The comments in an Iowa newspaper from an interview with US Representative Steve King came as Obama won the caucus vote in Wyoming on Saturday, beating Hillary Clinton, the senator from New York and campaign rival.
"The radical Islamists, the al-Qaeda ... would be dancing in the streets in greater numbers than they did on September 11 because they would declare victory in this war on terror," King said in an interview with the Daily Reporter newspaper.
King suggested that Obama's middle name, which is Hussein, would have a special meaning for "radical Islamists".
"His middle name does matter," he said. "It matters because they read a meaning into that."
Obama is mixed-race and a Christian who says he has little connection to Islam.
"These comments have no place in our politics," Tommy Vietor, a spokesman for Obama, said.
'Offensive comments'
He also called on John McCain, the Republican nominee, to "repudiate them like he has previous offensive comments from his supporters".
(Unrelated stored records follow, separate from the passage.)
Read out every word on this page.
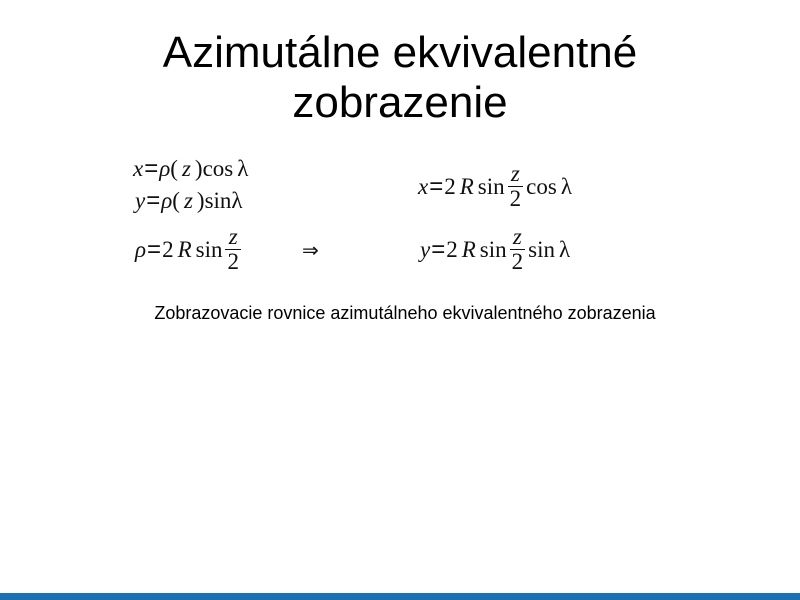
Azimutálne ekvivalentné
zobrazenie
x = ρ ( z ) cos λ
y = ρ ( z ) sin λ
ρ = 2 R $\sin \frac{z}{2}$	⇒
x = 2 R $\sin \frac{z}{2}$ cos λ
y = 2 R $\sin \frac{z}{2}$ sin λ
Zobrazovacie rovnice azimutálneho ekvivalentného zobrazenia
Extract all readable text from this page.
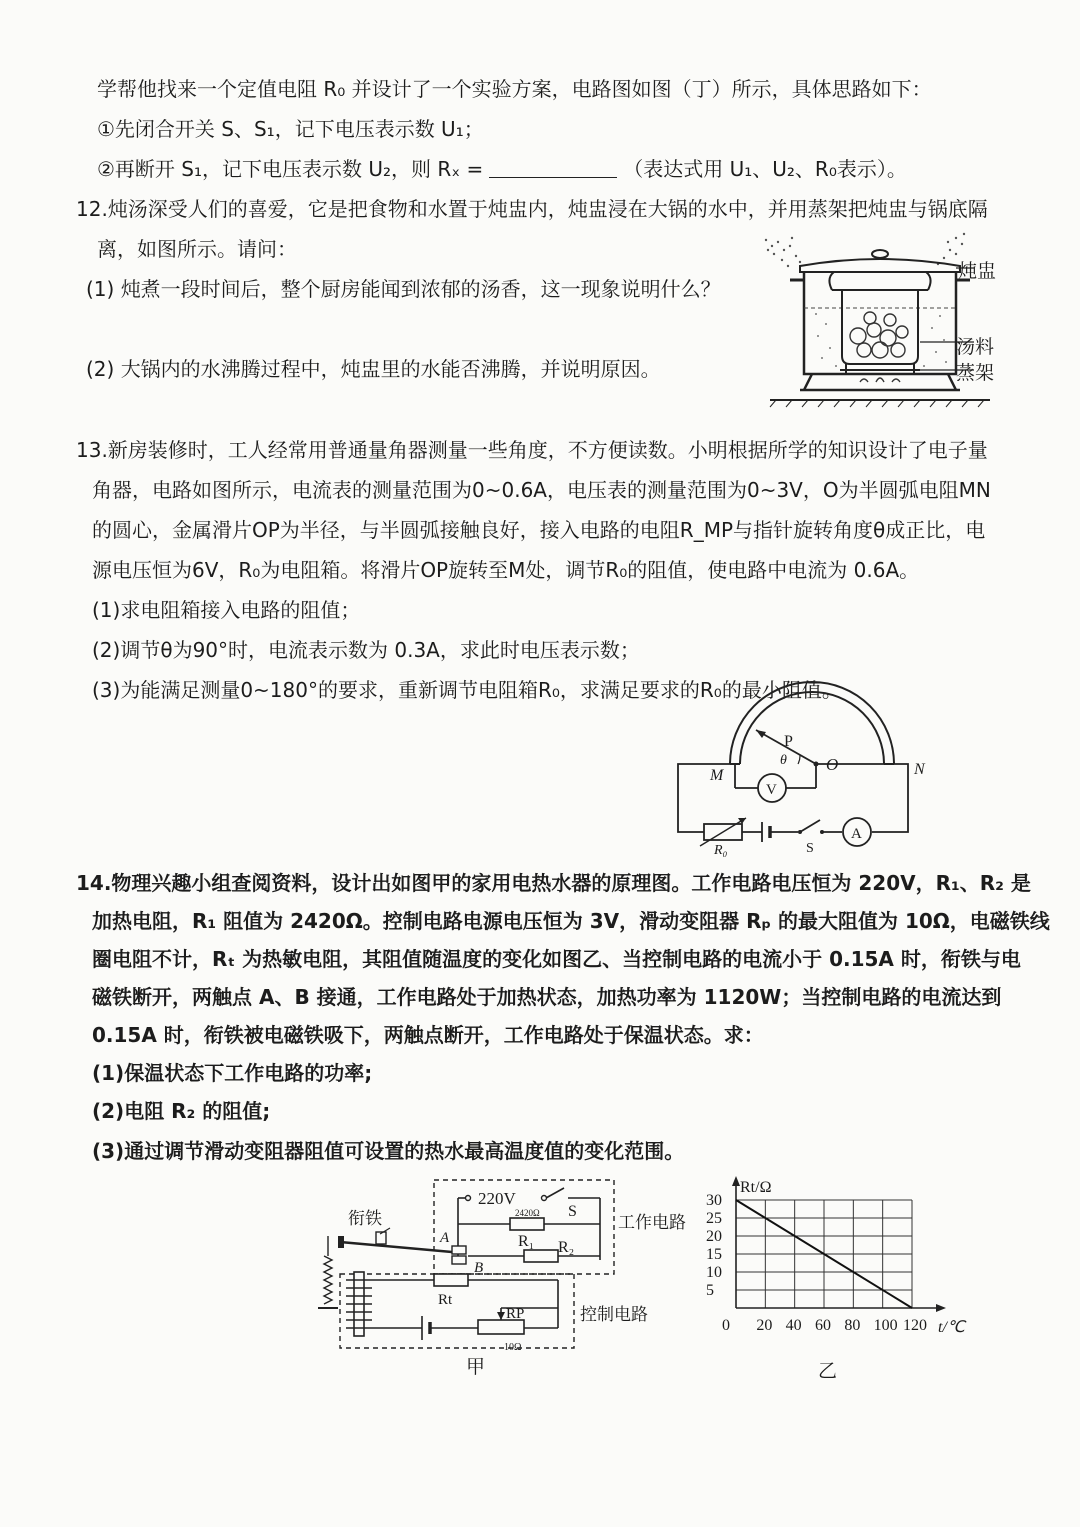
学帮他找来一个定值电阻 R₀ 并设计了一个实验方案，电路图如图（丁）所示，具体思路如下：
①先闭合开关 S、S₁，记下电压表示数 U₁；
②再断开 S₁，记下电压表示数 U₂，则 Rₓ =	（表达式用 U₁、U₂、R₀表示）。
12.炖汤深受人们的喜爱，它是把食物和水置于炖盅内，炖盅浸在大锅的水中，并用蒸架把炖盅与锅底隔
离，如图所示。请问：
(1) 炖煮一段时间后，整个厨房能闻到浓郁的汤香，这一现象说明什么？
(2) 大锅内的水沸腾过程中，炖盅里的水能否沸腾，并说明原因。
炖盅
汤料
蒸架
13.新房装修时，工人经常用普通量角器测量一些角度，不方便读数。小明根据所学的知识设计了电子量
角器，电路如图所示，电流表的测量范围为0~0.6A，电压表的测量范围为0~3V，O为半圆弧电阻MN
的圆心，金属滑片OP为半径，与半圆弧接触良好，接入电路的电阻R_MP与指针旋转角度θ成正比，电
源电压恒为6V，R₀为电阻箱。将滑片OP旋转至M处，调节R₀的阻值，使电路中电流为 0.6A。
(1)求电阻箱接入电路的阻值；
(2)调节θ为90°时，电流表示数为 0.3A，求此时电压表示数；
(3)为能满足测量0~180°的要求，重新调节电阻箱R₀，求满足要求的R₀的最小阻值。
P
θ O
M	N
V
A
R₀	S
14.物理兴趣小组查阅资料，设计出如图甲的家用电热水器的原理图。工作电路电压恒为 220V，R₁、R₂ 是
加热电阻，R₁ 阻值为 2420Ω。控制电路电源电压恒为 3V，滑动变阻器 Rₚ 的最大阻值为 10Ω，电磁铁线
圈电阻不计，Rₜ 为热敏电阻，其阻值随温度的变化如图乙、当控制电路的电流小于 0.15A 时，衔铁与电
磁铁断开，两触点 A、B 接通，工作电路处于加热状态，加热功率为 1120W；当控制电路的电流达到
0.15A 时，衔铁被电磁铁吸下，两触点断开，工作电路处于保温状态。求：
(1)保温状态下工作电路的功率;
(2)电阻 R₂ 的阻值;
(3)通过调节滑动变阻器阻值可设置的热水最高温度值的变化范围。
220V
2420Ω S
R₁ R₂
A
B
Rt
RP
10Ω
控制电路
工作电路
衔铁
甲
Rt/Ω
t/℃
0 20 40 60 80 100 120
5
10
15
20
25
30
乙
Last month, McCain denounced an introduction by Bill Cunningham, a Cincinnati talkshow host, who referred to Obama three times as "Barack Hussein Obama".
King said his comments were not meant to demean Obama but to warn how an Obama presidency would look to the world.
Obama has said that he favours withdrawing US troops from Iraq.
In 23 caucuses around Wyoming on Saturday, Democrats, who make up about 25 per cent of the staunchly Republican state's electorate, chose Obama by 61 per cent to 38 per cent.
The outcome means Obama will win most of the 12 delegates at stake, a tiny number compared to the 2,025 needed to secure the Democratic party's presidential nomination at its August convention. After Wyoming, Obama and Clinton will face voters in the southern state of Mississippi, where 33 delegates are at stake.
The campaign will then move to Pennsylvania on April 22.